Age-Dependent Effects of UV Exposure and Xeroderma Pigmentosum Group A on DNA Damage, Repair Mechanisms, Genomic Instability, Cancer Risk, and Neurological Disorders
Background: Xeroderma pigmentosum, complementation group A (XPA), is a rare genetic disorder characterized by marked sensitivity to ultraviolet (UV) radiation, leading to increased risks of skin cancer, accelerated aging, and significant neurologic disorders. XPA prominently impacts DNA repair mechanisms, specifically nucleotide excision repair (NER), which is crucial for correcting UV-induced DNA damage.
Methods: This study utilized an advanced aiHumanoids platform to simulate the disease progression in individuals with XPA from birth to age 20 years. The virtual longitudinal study assessed the impacts of moderate and severe XPA under various UV exposure scenarios. The research included 25 age-matched wild-type controls to elucidate the comparative effects of XPA on DNA damage, genomic instability, cancer risk, and neurological outcomes.

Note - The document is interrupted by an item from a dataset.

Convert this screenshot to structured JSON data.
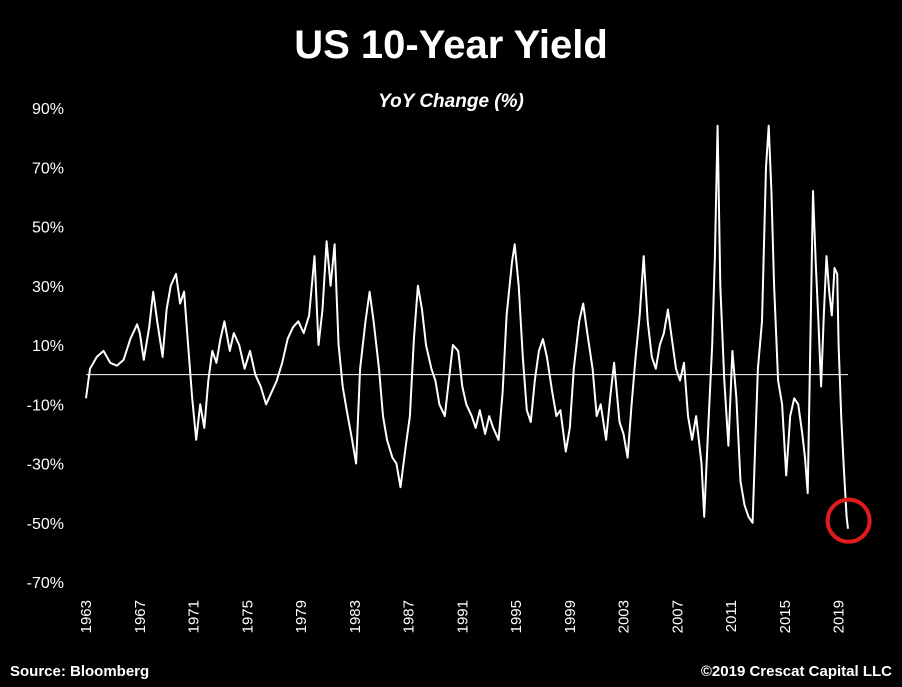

Results: Using Wilcoxon sign rank p values and Cliffs delta estimates of true effect size, the aiHumanoid simulations revealed significant differences in DNA repair efficiency between XPA affected and control groups, with pronounced deficits in XPA cohorts under UV exposure. Genomic instability and skin cancer risks were consistently elevated across all XPA simulations, particularly under UV stress. Neurological assessments indicated greater susceptibility to disorders in younger XPA subjects, with effects moderating somewhat with age.
Conclusion: The aiHumanoid platform provided novel insights into the progression of XPA, highlighting the severe impact of UV exposure on individuals with this condition. These findings advocate for early intervention strategies and underscore the necessity for rigorous protective measures against UV radiation, especially in younger populations. This research contributes to our further understanding of XPA, potentially guiding future therapeutic developments including early stage virtual drug trials and preventive approaches personalized to individual risk profiles.